L’opportunité m’a été offerte de m’exprimer sur le brûlant sujet de la corruption devant l’évêque de Tsiroanomandidy, Monseigneur Gabriel, ainsi que les 50 prêtres œuvrant dans le diocèse. L’effort de chacun à dénoncer fermement ce fléau fera « tache d’huile » me confia le prélat.
Tana – Tsiroanomandidy
Sœur Thérèse, responsable de la Communauté des Sœurs Missionnaires de l’Evangile, remercie chaleureusement notre association pour l’aide apportée aux financements de parrainages d’enfants orphelins pauvres et l’achats de médicaments pour les détenus. La prison dont s’occupe les religieuses « déborde » de prisonniers ; 500 mineurs et plus de 1200 adultes. Les conditions d’internement de ces détenus sont effroyables ; l’exigüité des locaux ne permet pas aux prisonniers adultes de se coucher. La galle et la tuberculose font rages. La nourriture se résume à un repas/jour, du manioc, souvent mal cuit. Les décès sont nombreux ; problèmes respiratoires, chaleur suffocante, absence d’hygiène. Les défunts, sans famille connue, sont enterrés comme des chiens. Les Sœurs sont là pour préserver un peu d’humanité, pour prodiguer des soins, pour enseigner la catéchèse et sauvegarder un tant soit peu le moral de ces êtres humains souvent en détention préventive, peut-être innocents, mais sans moyens financiers pour se défendre.

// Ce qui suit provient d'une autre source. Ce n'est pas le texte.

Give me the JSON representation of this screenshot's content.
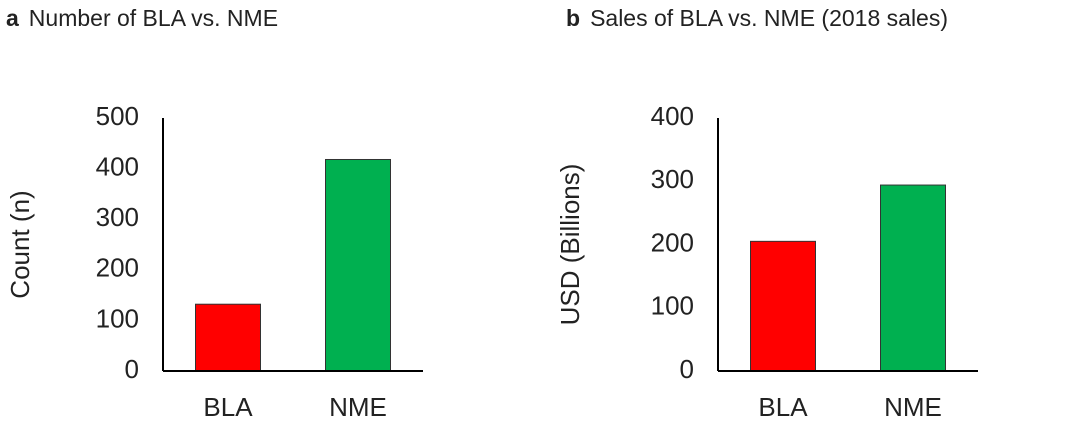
{
  "chart_data": [
    {
      "type": "bar",
      "panel": "a",
      "title": "Number of BLA vs. NME",
      "y_label": "Count (n)",
      "categories": [
        "BLA",
        "NME"
      ],
      "values": [
        132,
        418
      ],
      "colors": [
        "#ff0000",
        "#00b050"
      ],
      "ylim": [
        0,
        500
      ],
      "yticks": [
        0,
        100,
        200,
        300,
        400,
        500
      ],
      "grid": false
    },
    {
      "type": "bar",
      "panel": "b",
      "title": "Sales of BLA vs. NME (2018 sales)",
      "y_label": "USD (Billions)",
      "categories": [
        "BLA",
        "NME"
      ],
      "values": [
        205,
        294
      ],
      "colors": [
        "#ff0000",
        "#00b050"
      ],
      "ylim": [
        0,
        400
      ],
      "yticks": [
        0,
        100,
        200,
        300,
        400
      ],
      "grid": false
    }
  ]
}
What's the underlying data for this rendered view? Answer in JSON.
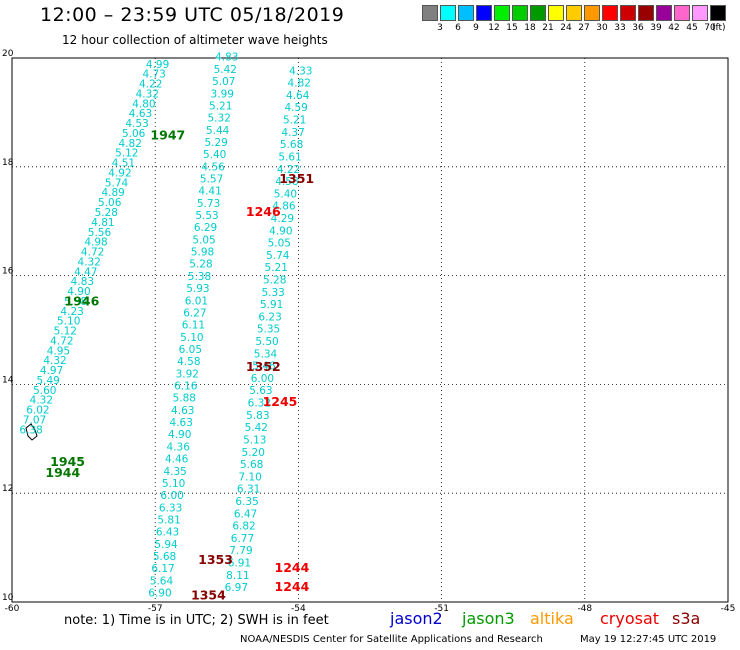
{
  "header": {
    "title": "12:00 – 23:59 UTC 05/18/2019",
    "subtitle": "12 hour collection of altimeter wave heights"
  },
  "legend": {
    "colors": [
      "#808080",
      "#00ffff",
      "#00bfff",
      "#0000ff",
      "#00ee00",
      "#00cc00",
      "#009900",
      "#ffff00",
      "#ffcc00",
      "#ff9900",
      "#ff0000",
      "#cc0000",
      "#990000",
      "#990099",
      "#ff66cc",
      "#ff99ff",
      "#000000"
    ],
    "labels": [
      "3",
      "6",
      "9",
      "12",
      "15",
      "18",
      "21",
      "24",
      "27",
      "30",
      "33",
      "36",
      "39",
      "42",
      "45",
      "70"
    ],
    "unit": "(ft)"
  },
  "map": {
    "lon_ticks": [
      "-60",
      "-57",
      "-54",
      "-51",
      "-48",
      "-45"
    ],
    "lat_ticks": [
      "20",
      "18",
      "16",
      "14",
      "12",
      "10"
    ],
    "tracks": [
      {
        "name": "track-a",
        "color": "#00cccc",
        "start": [
          -59.6,
          13.1
        ],
        "end": [
          -56.95,
          19.82
        ],
        "values": [
          "6.38",
          "7.07",
          "6.02",
          "4.32",
          "5.60",
          "5.49",
          "4.97",
          "4.32",
          "4.95",
          "4.72",
          "5.12",
          "5.10",
          "4.23",
          "5.38",
          "4.90",
          "4.83",
          "4.47",
          "4.32",
          "4.72",
          "4.98",
          "5.56",
          "4.81",
          "5.28",
          "5.06",
          "4.89",
          "5.74",
          "4.92",
          "4.51",
          "5.12",
          "4.82",
          "5.06",
          "4.53",
          "4.63",
          "4.80",
          "4.32",
          "4.22",
          "4.73",
          "4.99"
        ]
      },
      {
        "name": "track-b",
        "color": "#00cccc",
        "start": [
          -56.9,
          10.1
        ],
        "end": [
          -55.5,
          19.95
        ],
        "values": [
          "6.90",
          "5.64",
          "6.17",
          "5.68",
          "5.94",
          "6.43",
          "5.81",
          "6.33",
          "6.00",
          "5.10",
          "4.35",
          "4.46",
          "4.36",
          "4.90",
          "4.63",
          "4.63",
          "5.88",
          "6.16",
          "3.92",
          "4.58",
          "6.05",
          "5.10",
          "6.11",
          "6.27",
          "6.01",
          "5.93",
          "5.38",
          "5.28",
          "5.98",
          "5.05",
          "6.29",
          "5.53",
          "5.73",
          "4.41",
          "5.57",
          "4.56",
          "5.40",
          "5.29",
          "5.44",
          "5.32",
          "5.21",
          "3.99",
          "5.07",
          "5.42",
          "4.83"
        ]
      },
      {
        "name": "track-c",
        "color": "#00cccc",
        "start": [
          -55.3,
          10.2
        ],
        "end": [
          -53.95,
          19.7
        ],
        "values": [
          "6.97",
          "8.11",
          "6.91",
          "7.79",
          "6.77",
          "6.82",
          "6.47",
          "6.35",
          "6.31",
          "7.10",
          "5.68",
          "5.20",
          "5.13",
          "5.42",
          "5.83",
          "6.32",
          "5.63",
          "6.00",
          "5.46",
          "5.34",
          "5.50",
          "5.35",
          "6.23",
          "5.91",
          "5.33",
          "5.28",
          "5.21",
          "5.74",
          "5.05",
          "4.90",
          "4.29",
          "4.86",
          "5.40",
          "4.58",
          "4.22",
          "5.61",
          "5.68",
          "4.37",
          "5.21",
          "4.59",
          "4.64",
          "4.82",
          "4.33"
        ]
      }
    ],
    "time_labels": [
      {
        "text": "1947",
        "color": "#007700",
        "lon": -57.1,
        "lat": 18.5
      },
      {
        "text": "1946",
        "color": "#007700",
        "lon": -58.9,
        "lat": 15.45
      },
      {
        "text": "1945",
        "color": "#007700",
        "lon": -59.2,
        "lat": 12.5
      },
      {
        "text": "1944",
        "color": "#007700",
        "lon": -59.3,
        "lat": 12.3
      },
      {
        "text": "1351",
        "color": "#880000",
        "lon": -54.4,
        "lat": 17.7
      },
      {
        "text": "1246",
        "color": "#ee0000",
        "lon": -55.1,
        "lat": 17.1
      },
      {
        "text": "1352",
        "color": "#880000",
        "lon": -55.1,
        "lat": 14.25
      },
      {
        "text": "1245",
        "color": "#ee0000",
        "lon": -54.75,
        "lat": 13.6
      },
      {
        "text": "1353",
        "color": "#880000",
        "lon": -56.1,
        "lat": 10.7
      },
      {
        "text": "1244",
        "color": "#ee0000",
        "lon": -54.5,
        "lat": 10.55
      },
      {
        "text": "1244",
        "color": "#ee0000",
        "lon": -54.5,
        "lat": 10.2
      },
      {
        "text": "1354",
        "color": "#880000",
        "lon": -56.25,
        "lat": 10.05
      }
    ]
  },
  "footer": {
    "note": "note: 1) Time is in UTC; 2) SWH is in feet",
    "satellites": [
      {
        "name": "jason2",
        "color": "#0000cc"
      },
      {
        "name": "jason3",
        "color": "#009900"
      },
      {
        "name": "altika",
        "color": "#ff9900"
      },
      {
        "name": "cryosat",
        "color": "#ee0000"
      },
      {
        "name": "s3a",
        "color": "#880000"
      }
    ],
    "credit": "NOAA/NESDIS Center for Satellite Applications and Research",
    "timestamp": "May 19 12:27:45 UTC 2019"
  }
}
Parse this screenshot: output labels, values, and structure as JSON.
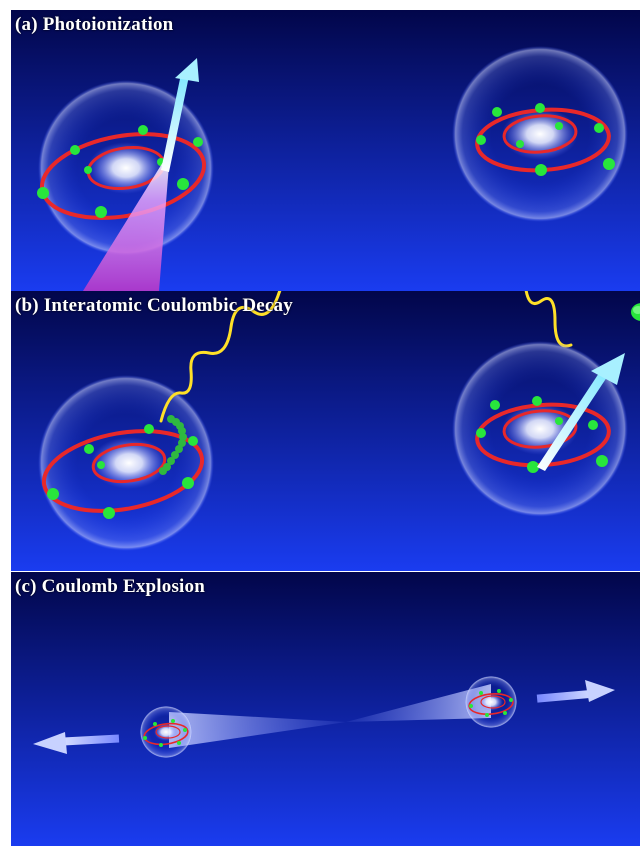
{
  "panels": [
    {
      "title": "(a) Photoionization"
    },
    {
      "title": "(b) Interatomic Coulombic Decay"
    },
    {
      "title": "(c) Coulomb Explosion"
    }
  ],
  "colors": {
    "background_dark": "#02064a",
    "background_light": "#1a3cf0",
    "orbit": "#e8282a",
    "electron": "#28e63c",
    "photon": "#ffe028",
    "arrow": "#a8f0ff",
    "beam": "#c040c8"
  },
  "icons": [
    "atom-icon",
    "electron-icon",
    "photon-wave-icon",
    "arrow-icon"
  ]
}
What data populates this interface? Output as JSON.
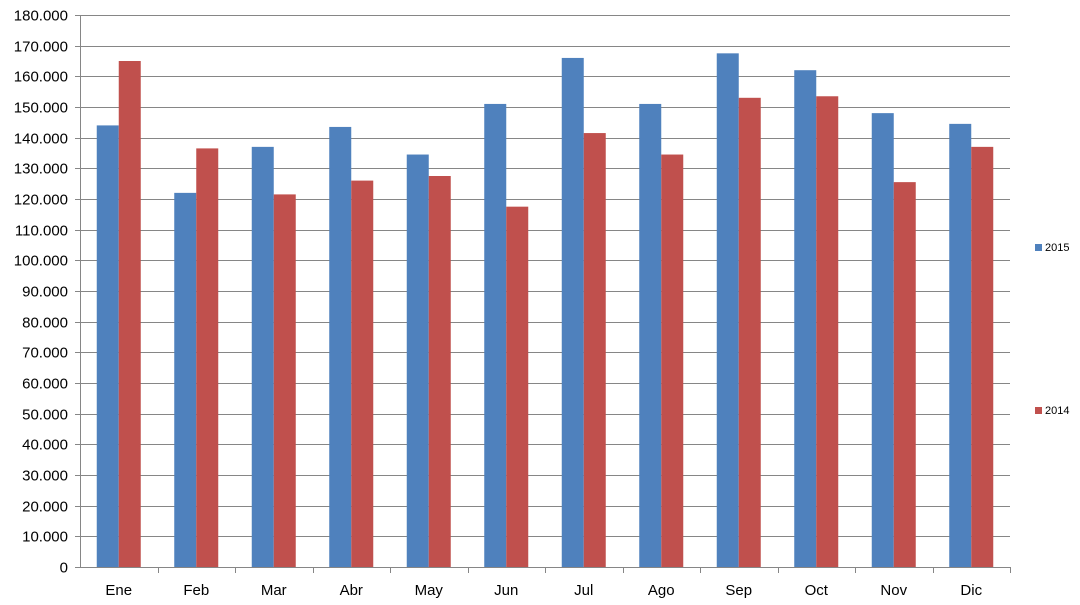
{
  "chart_data": {
    "type": "bar",
    "categories": [
      "Ene",
      "Feb",
      "Mar",
      "Abr",
      "May",
      "Jun",
      "Jul",
      "Ago",
      "Sep",
      "Oct",
      "Nov",
      "Dic"
    ],
    "series": [
      {
        "name": "2015",
        "color": "#4f81bd",
        "values": [
          144000,
          122000,
          137000,
          143500,
          134500,
          151000,
          166000,
          151000,
          167500,
          162000,
          148000,
          144500
        ]
      },
      {
        "name": "2014",
        "color": "#c0504d",
        "values": [
          165000,
          136500,
          121500,
          126000,
          127500,
          117500,
          141500,
          134500,
          153000,
          153500,
          125500,
          137000
        ]
      }
    ],
    "y_ticks": [
      "0",
      "10.000",
      "20.000",
      "30.000",
      "40.000",
      "50.000",
      "60.000",
      "70.000",
      "80.000",
      "90.000",
      "100.000",
      "110.000",
      "120.000",
      "130.000",
      "140.000",
      "150.000",
      "160.000",
      "170.000",
      "180.000"
    ],
    "ylim": [
      0,
      180000
    ],
    "grid": true,
    "legend_position": "right",
    "title": "",
    "xlabel": "",
    "ylabel": ""
  }
}
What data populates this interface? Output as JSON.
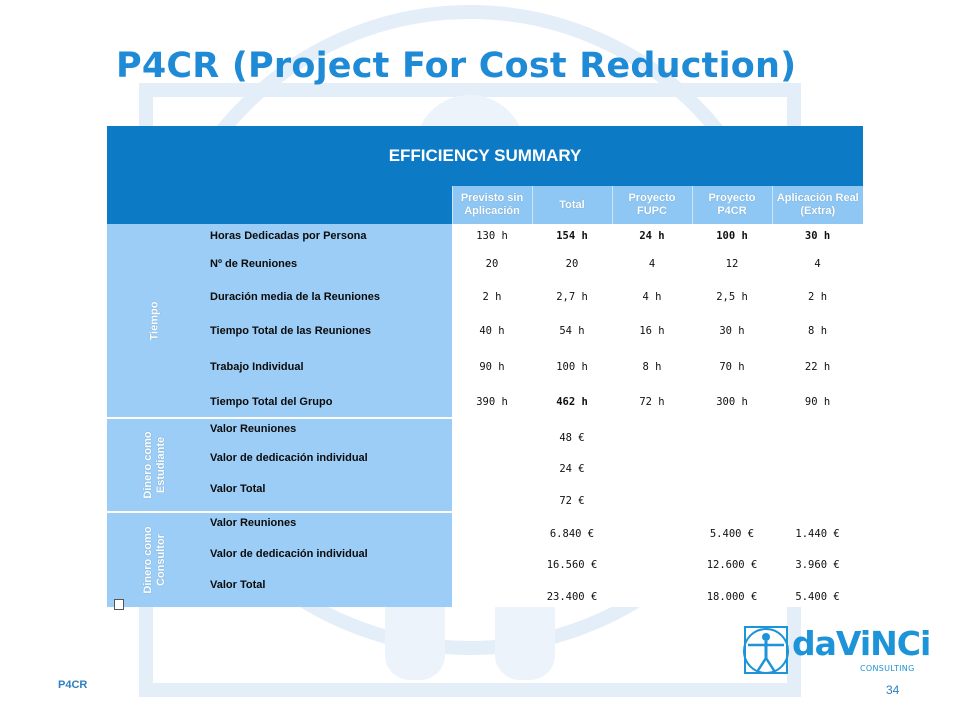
{
  "slide": {
    "title": "P4CR (Project For Cost Reduction)",
    "footer_left": "P4CR",
    "page_number": "34"
  },
  "logo": {
    "brand": "daViNCi",
    "sub": "CONSULTING"
  },
  "table": {
    "title": "EFFICIENCY SUMMARY",
    "columns": [
      "Previsto sin Aplicación",
      "Total",
      "Proyecto FUPC",
      "Proyecto P4CR",
      "Aplicación Real (Extra)"
    ],
    "groups": {
      "tiempo": "Tiempo",
      "estudiante": "Dinero como Estudiante",
      "consultor": "Dinero como Consultor"
    },
    "tiempo_rows": [
      {
        "label": "Horas Dedicadas por Persona",
        "values": [
          "130 h",
          "154 h",
          "24 h",
          "100 h",
          "30 h"
        ]
      },
      {
        "label": "Nº de Reuniones",
        "values": [
          "20",
          "20",
          "4",
          "12",
          "4"
        ]
      },
      {
        "label": "Duración media de la Reuniones",
        "values": [
          "2 h",
          "2,7 h",
          "4 h",
          "2,5 h",
          "2 h"
        ]
      },
      {
        "label": "Tiempo Total de las Reuniones",
        "values": [
          "40 h",
          "54 h",
          "16 h",
          "30 h",
          "8 h"
        ]
      },
      {
        "label": "Trabajo Individual",
        "values": [
          "90 h",
          "100 h",
          "8 h",
          "70 h",
          "22 h"
        ]
      },
      {
        "label": "Tiempo Total del Grupo",
        "values": [
          "390 h",
          "462 h",
          "72 h",
          "300 h",
          "90 h"
        ]
      }
    ],
    "estudiante_rows": [
      {
        "label": "Valor Reuniones",
        "values": [
          "",
          "48 €",
          "",
          "",
          ""
        ]
      },
      {
        "label": "Valor de dedicación individual",
        "values": [
          "",
          "24 €",
          "",
          "",
          ""
        ]
      },
      {
        "label": "Valor Total",
        "values": [
          "",
          "72 €",
          "",
          "",
          ""
        ]
      }
    ],
    "consultor_rows": [
      {
        "label": "Valor Reuniones",
        "values": [
          "",
          "6.840 €",
          "",
          "5.400 €",
          "1.440 €"
        ]
      },
      {
        "label": "Valor de dedicación individual",
        "values": [
          "",
          "16.560 €",
          "",
          "12.600 €",
          "3.960 €"
        ]
      },
      {
        "label": "Valor Total",
        "values": [
          "",
          "23.400 €",
          "",
          "18.000 €",
          "5.400 €"
        ]
      }
    ]
  }
}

En passant dans le bidonville pour aller rendre visite au curé de la paroisse, Sœur Thérèse m’invite à faire connaissance avec Christy, le papa de trois enfants scolarisés grâce au don reçu de notre association. Cet homme, pauvre, a été sauvé de la mort grâce aux religieuses. Il était atteint de bilharziose sévère, rendant son ventre comme une baudruche. Cette famille de six personnes, dont la grand-maman, loge dans une masure d’environ 14 m2.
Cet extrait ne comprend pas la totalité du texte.